Kacchan sucked his teeth and got up on his elbows, pushing me back with one hand. "They won't be home for hours, but if you want to go, just go."

I paused for a second, examining his expression. Despite how he'd said it, he was being sincere. Nothing would hold me here but my own desire to stay. And, despite how strong that desire was, I remembered something.
"I promised I'd help my mom with dinner tonight." Kacchan sucked in a deep breath and sat up. I crawled off him to sit on my knees beside him. He brought his face close to mine again. Staring at my mouth, a crooked smile tugging at one side of his lips, he whispered, "Coward." He pressed his lips to mine one more time before leaping to his feet and disappearing up the stairs. He's gotta stop doing that, I thought as I collected myself from the floor of his foyer.

Later, as I carefully chopped white radishes, my mom interrupted my silent reveries of what had happened at the Bakugos'.
"You're awfully quiet, sweetheart."

I jumped, nearly cutting a finger. "Sorry," I said with what I hoped was a reassuring smile. "I think I've just got a lot on my mind."

"Anything new happening at school?" She turned to her pot.

"No, nothing really. We're visiting a training facility off campus soon, but Aizawa-sensei hasn't given a solid date yet."

"Are you sure he's a good homeroom teacher? Everything seems to come up so last minute with him." She laughed as she stirred the pot. "It would drive me crazy!"
I laughed too.
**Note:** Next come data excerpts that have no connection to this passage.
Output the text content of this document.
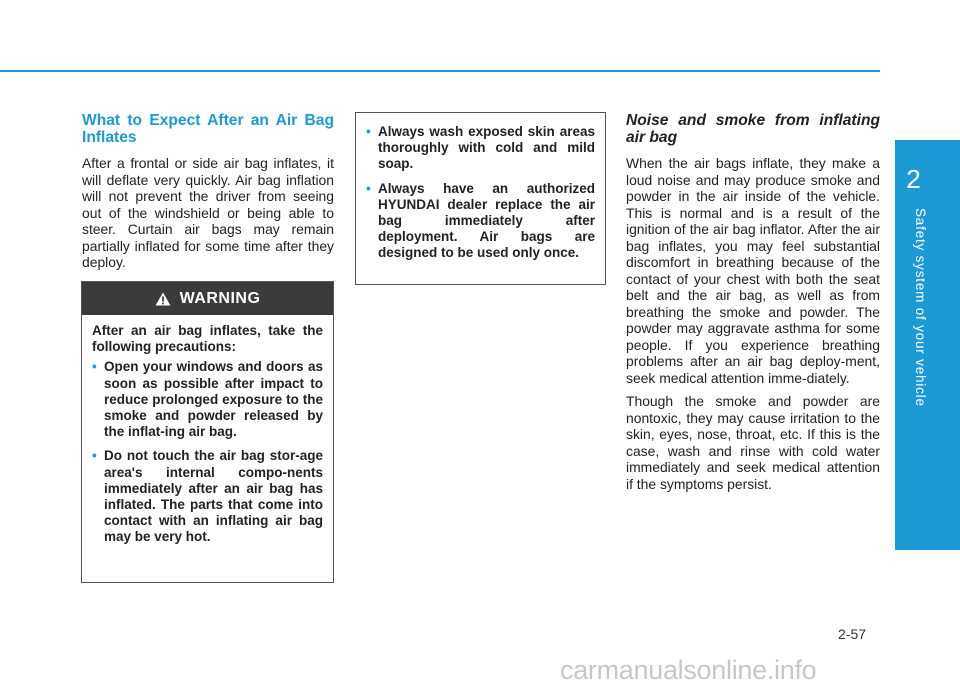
2
Safety system of your vehicle
What to Expect After an Air Bag Inflates

After a frontal or side air bag inflates, it will deflate very quickly. Air bag inflation will not prevent the driver from seeing out of the windshield or being able to steer. Curtain air bags may remain partially inflated for some time after they deploy.

WARNING

After an air bag inflates, take the following precautions:

• Open your windows and doors as soon as possible after impact to reduce prolonged exposure to the smoke and powder released by the inflat-ing air bag.
• Do not touch the air bag stor-age area's internal compo-nents immediately after an air bag has inflated. The parts that come into contact with an inflating air bag may be very hot.
• Always wash exposed skin areas thoroughly with cold and mild soap.
• Always have an authorized HYUNDAI dealer replace the air bag immediately after deployment. Air bags are designed to be used only once.
Noise and smoke from inflating air bag

When the air bags inflate, they make a loud noise and may produce smoke and powder in the air inside of the vehicle. This is normal and is a result of the ignition of the air bag inflator. After the air bag inflates, you may feel substantial discomfort in breathing because of the contact of your chest with both the seat belt and the air bag, as well as from breathing the smoke and powder. The powder may aggravate asthma for some people. If you experience breathing problems after an air bag deploy-ment, seek medical attention imme-diately.

Though the smoke and powder are nontoxic, they may cause irritation to the skin, eyes, nose, throat, etc. If this is the case, wash and rinse with cold water immediately and seek medical attention if the symptoms persist.

2-57
carmanualsonline.info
I'd definitely gotten my urge for over-preparedness from her.

"Yeah, it kind of did at first, but I guess I have to learn to roll with the punches. Hero work rarely goes by a schedule. I have to get used to being ready for anything." I hadn't noticed, but Mom had stopped cooking to watch me. I caught her gazing, her warm eyes brimming with affection. I blushed. "What is it?"
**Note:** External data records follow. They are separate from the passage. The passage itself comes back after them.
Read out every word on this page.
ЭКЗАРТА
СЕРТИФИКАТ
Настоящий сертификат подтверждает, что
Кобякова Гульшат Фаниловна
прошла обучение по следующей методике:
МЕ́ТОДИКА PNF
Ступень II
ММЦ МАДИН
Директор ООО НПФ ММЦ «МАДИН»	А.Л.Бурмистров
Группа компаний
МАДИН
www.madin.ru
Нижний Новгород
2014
She shook her head. "You've grown so much so quickly, honey. I'm so proud of you." Her smile wobbled as her eyes teared up. I put my knife down and hugged her close, trying to hold back my own tears.

"Thanks, Mom. That means a lot."

She laughed again, rubbing my back. "Come on, sweetheart. Let's finish this food so we can eat. I'm starving!"

That night, I lay in bed unable to sleep. I picked up my phone for what must have been the eleventh time. I opened the messaging app and scrolled past the messages about that night's ethics homework between Iida-kun, Uraraka-san and I to open my conversation with Kacchan.

Hey.

I hit send. I didn't expect he'd message back, especially not this late, so I locked my phone and put it beside my pillow. I lay there on my back and was just about to give sleep an earnest shot when my phone buzzed. I turned over and looked at the notification.

?

Was all it said. Unlocking it, I typed a message back.

Sorry, did I wake you?

The response was faster this time.

What do you want, nerd

My next message I typed and retyped and retyped again, but still ended up with a blank message box. What should I even say? Can't stop thinking about you? I cringed just imagining myself sending that to him. I settled on something and hit send before I doubted myself again.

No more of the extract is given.